5. Кибела

We use cookies. Read the Privacy and Cookie Policy

5. Кибела

В этой связи пора обратиться к Бахофену, хотя, как мы говорили, ученые в целом игнорируют его труды. Ему принадлежит замечание: «Восток пытался возложить новое ярмо на Запад посредством религий». Но Рим, оказав столь сильное противодействие первой попытке внедрения пришедшего из Азии культа, доказал, что осознает ход всемирной истории. Бахофен в этом отношении говорит: Рим представляет и воплощает идеал высшей морали, противостоящей азиатской чувственности; и в этом смысле, полагает он, Рим выполнил свою истинную задачу. На такую концепцию истории сильное влияние оказал Гегель. Мы не можем всецело согласиться с ней, но полагаем, что подобные далеко идущие идеи должны стимулировать нас на углубленное изучение римской жизни и истории. Вероятно, к Бахофену мы должны относиться так же, как к Ницше, который в целом, разумеется, ошибался, но, безусловно, был прав во многих частностях и в таком качестве является постоянным стимулом для мыслителей. Однако вернемся к нашей теме. Закроем ее еще одной цитатой из Бахофена. Он пишет в своей книге «Легенда о Танакиль»: «Чтобы излечить Италию от язвы в лице Ганнибала, с фригийской родины римлян был доставлен бесформенный метеорит. Рим, город Афродиты, ужаснулся тому, что столь надолго забыл о своей матери, признавая исключительно отцовскую власть как политический принцип».

Что имеет в виду Бахофен? Заимствование из Малой Азии культа Кибелы, богини, которую римляне называли Magna Mater («Великая Мать»). Ее культ, разумеется, обладал некоторыми сексуальными чертами, и, хотя конкретные детали нам неизвестны, мы должны его упомянуть.
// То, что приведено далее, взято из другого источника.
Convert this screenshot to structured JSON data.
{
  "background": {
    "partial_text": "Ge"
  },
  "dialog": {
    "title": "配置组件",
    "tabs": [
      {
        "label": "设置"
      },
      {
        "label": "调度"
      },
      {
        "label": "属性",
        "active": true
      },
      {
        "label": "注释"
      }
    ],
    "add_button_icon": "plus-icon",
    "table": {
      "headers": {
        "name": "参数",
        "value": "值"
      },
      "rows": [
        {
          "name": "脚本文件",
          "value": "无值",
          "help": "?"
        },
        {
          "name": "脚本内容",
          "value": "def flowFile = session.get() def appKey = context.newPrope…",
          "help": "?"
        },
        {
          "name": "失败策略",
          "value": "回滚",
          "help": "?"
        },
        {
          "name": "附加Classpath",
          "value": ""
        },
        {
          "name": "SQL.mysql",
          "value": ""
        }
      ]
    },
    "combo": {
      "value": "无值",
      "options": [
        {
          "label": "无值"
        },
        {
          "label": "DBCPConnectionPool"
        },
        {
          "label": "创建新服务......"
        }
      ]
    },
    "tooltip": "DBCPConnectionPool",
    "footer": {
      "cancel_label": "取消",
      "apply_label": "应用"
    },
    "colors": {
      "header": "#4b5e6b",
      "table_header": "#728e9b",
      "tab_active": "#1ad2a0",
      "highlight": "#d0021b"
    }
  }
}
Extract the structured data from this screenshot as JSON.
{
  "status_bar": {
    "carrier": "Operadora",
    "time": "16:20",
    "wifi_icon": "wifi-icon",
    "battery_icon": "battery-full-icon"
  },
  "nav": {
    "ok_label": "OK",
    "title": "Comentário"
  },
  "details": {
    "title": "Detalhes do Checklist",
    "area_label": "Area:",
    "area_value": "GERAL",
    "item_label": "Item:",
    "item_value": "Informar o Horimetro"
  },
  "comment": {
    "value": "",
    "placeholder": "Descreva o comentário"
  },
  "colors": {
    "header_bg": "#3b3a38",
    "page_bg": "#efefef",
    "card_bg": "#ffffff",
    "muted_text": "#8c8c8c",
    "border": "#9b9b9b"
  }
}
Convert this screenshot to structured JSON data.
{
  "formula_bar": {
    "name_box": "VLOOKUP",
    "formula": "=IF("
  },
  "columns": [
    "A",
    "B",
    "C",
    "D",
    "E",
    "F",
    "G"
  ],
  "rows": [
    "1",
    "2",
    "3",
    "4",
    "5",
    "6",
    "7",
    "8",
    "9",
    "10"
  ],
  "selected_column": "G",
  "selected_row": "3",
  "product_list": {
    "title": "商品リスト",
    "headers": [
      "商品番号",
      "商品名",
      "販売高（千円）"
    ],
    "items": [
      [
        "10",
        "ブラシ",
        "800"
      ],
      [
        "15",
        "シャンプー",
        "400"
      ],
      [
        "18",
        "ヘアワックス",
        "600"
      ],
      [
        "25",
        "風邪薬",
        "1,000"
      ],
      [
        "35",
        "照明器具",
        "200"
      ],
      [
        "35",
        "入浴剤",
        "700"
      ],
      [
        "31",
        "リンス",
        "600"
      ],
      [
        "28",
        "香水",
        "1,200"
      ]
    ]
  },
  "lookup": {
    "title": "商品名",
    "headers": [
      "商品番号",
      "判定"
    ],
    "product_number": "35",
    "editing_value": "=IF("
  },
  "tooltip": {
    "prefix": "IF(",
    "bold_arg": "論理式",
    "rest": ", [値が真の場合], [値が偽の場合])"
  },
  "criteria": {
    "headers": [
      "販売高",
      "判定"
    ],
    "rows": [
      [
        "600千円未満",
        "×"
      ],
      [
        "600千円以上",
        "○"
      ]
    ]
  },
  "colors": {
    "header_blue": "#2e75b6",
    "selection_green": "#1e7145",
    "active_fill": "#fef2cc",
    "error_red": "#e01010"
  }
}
Ливий дает нам наивное описание расцвета этого культа в Риме. Это произошло в 204 году до н. э., незадолго до последнего кризиса войны с Ганнибалом, то есть в эпоху, когда страна была надломлена длительными тяжелыми войнами и сопутствовавшими им бедствиями. В этой ситуации римляне легко поддавались распространению новых культов со множеством мистических обрядов. Децемвиры нашли в книгах Сивиллы пророчество на этот счет: «Когда бы какой чужеземец-враг ни вступил на италийскую землю, его изгонят и победят, если привезут из Пессинунта в Рим Идейскую Матерь» (Ливий, xxix, 10). Имелся в виду священный метеорит, фетиш Кибелы, который был привезен царем Атталом из Пессинунта в Пергам и установлен в святилище под названием Мегалесион (Варрон. О латинском языке, vi, 15). Соответственно символ богини был торжественно перевезен в Италию.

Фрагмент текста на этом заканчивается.